- 1 pound lean ground beef
- 6 cups water
- 1 (28-ounce) can tomatoes
- 1 cup each chopped onion, celery and bell pepper
- 1 cup sliced carrot
- 2 teaspoons salt
- 1 teaspoon Worcestershire
- 1/4 teaspoon black pepper
- 2 bay leaves
- 1 (14-ounce) can red kidney beans
- 1 cup shredded cabbage
- 1/2 cup macaroni
- 1 3/4 cups freshly grated Parmesan cheese
Adapted from keyingredient.com
1.Heat a stockpot over medium-high heat. Place ground beef in hot stockpot. Cook until browned and crumbly.
2.Place the ground beef in a colander and drain well. Return the ground beef to the stockpot.
3.Add the water, undrained tomatoes, onion, celery, bell pepper, carrot, salt, Worcestershire, black pepper and bay leaves to the ground beef in the stockpot and mix well. Bring to a boil; reduce the heat.
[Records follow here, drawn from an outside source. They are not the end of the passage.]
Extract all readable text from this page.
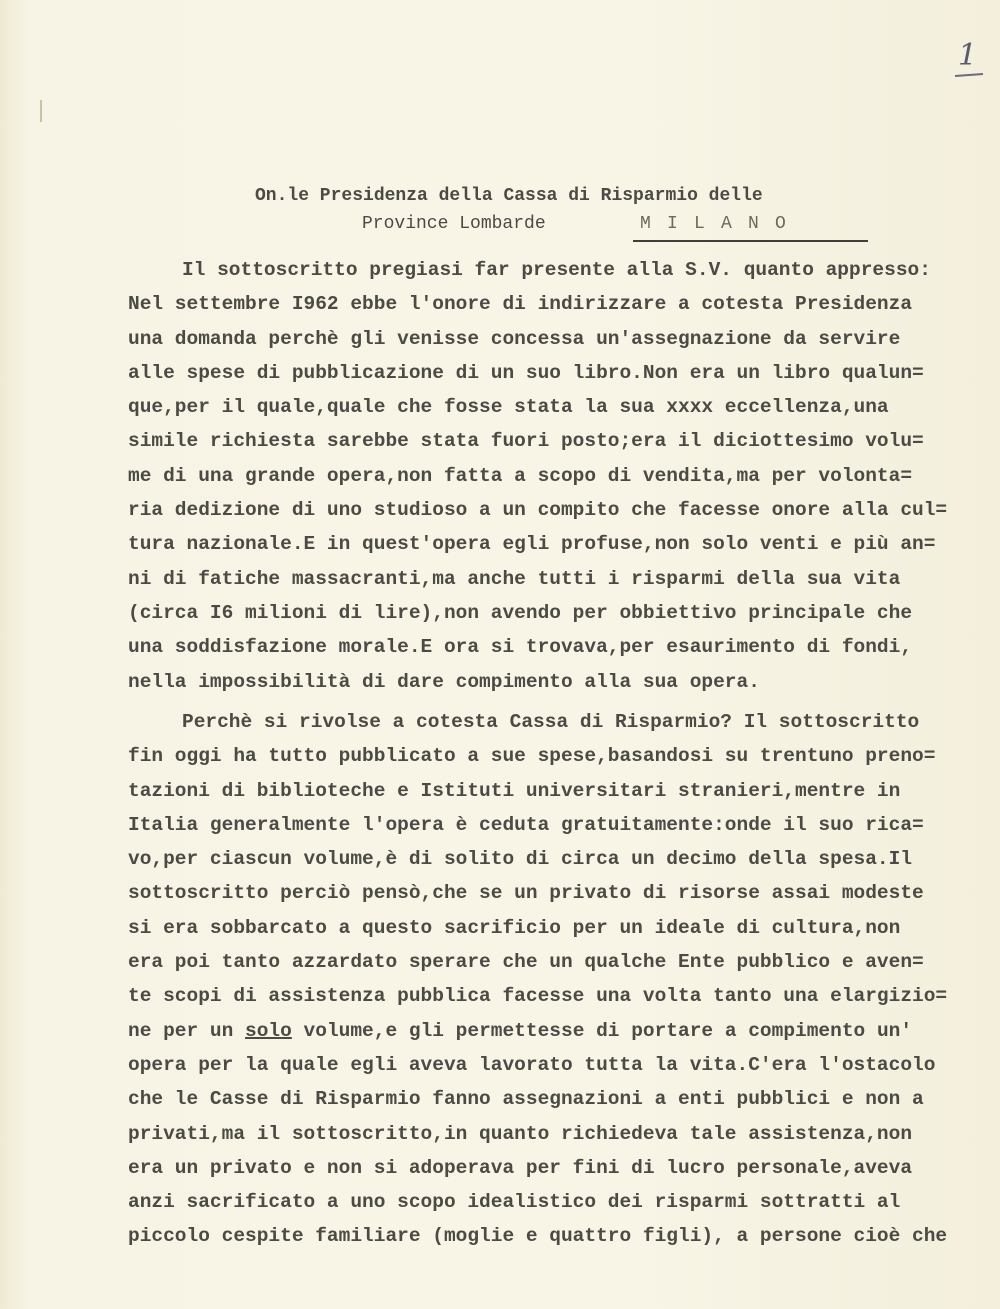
1
On.le Presidenza della Cassa di Risparmio delle
Province Lombarde	MILANO
Il sottoscritto pregiasi far presente alla S.V. quanto appresso:
Nel settembre I962 ebbe l'onore di indirizzare a cotesta Presidenza
una domanda perchè gli venisse concessa un'assegnazione da servire
alle spese di pubblicazione di un suo libro.Non era un libro qualun=
que,per il quale,quale che fosse stata la sua xxxx eccellenza,una
simile richiesta sarebbe stata fuori posto;era il diciottesimo volu=
me di una grande opera,non fatta a scopo di vendita,ma per volonta=
ria dedizione di uno studioso a un compito che facesse onore alla cul=
tura nazionale.E in quest'opera egli profuse,non solo venti e più an=
ni di fatiche massacranti,ma anche tutti i risparmi della sua vita
(circa I6 milioni di lire),non avendo per obbiettivo principale che
una soddisfazione morale.E ora si trovava,per esaurimento di fondi,
nella impossibilità di dare compimento alla sua opera.
Perchè si rivolse a cotesta Cassa di Risparmio? Il sottoscritto
fin oggi ha tutto pubblicato a sue spese,basandosi su trentuno preno=
tazioni di biblioteche e Istituti universitari stranieri,mentre in
Italia generalmente l'opera è ceduta gratuitamente:onde il suo rica=
vo,per ciascun volume,è di solito di circa un decimo della spesa.Il
sottoscritto perciò pensò,che se un privato di risorse assai modeste
si era sobbarcato a questo sacrificio per un ideale di cultura,non
era poi tanto azzardato sperare che un qualche Ente pubblico e aven=
te scopi di assistenza pubblica facesse una volta tanto una elargizio=
ne per un solo volume,e gli permettesse di portare a compimento un'
opera per la quale egli aveva lavorato tutta la vita.C'era l'ostacolo
che le Casse di Risparmio fanno assegnazioni a enti pubblici e non a
privati,ma il sottoscritto,in quanto richiedeva tale assistenza,non
era un privato e non si adoperava per fini di lucro personale,aveva
anzi sacrificato a uno scopo idealistico dei risparmi sottratti al
piccolo cespite familiare (moglie e quattro figli), a persone cioè che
4.Simmer, covered, stirring occasionally, for about 1 hour.
5.Drain the beans. Add beans, cabbage and macaroni to the ground beef mixture and mix well; cover. Simmer over low heat, stirring occasionally, for 30 minutes. Discard bay leaves. Ladle into soup bowls. Sprinkle with Parmesan. Serve with crackers or crusty bread, if desired.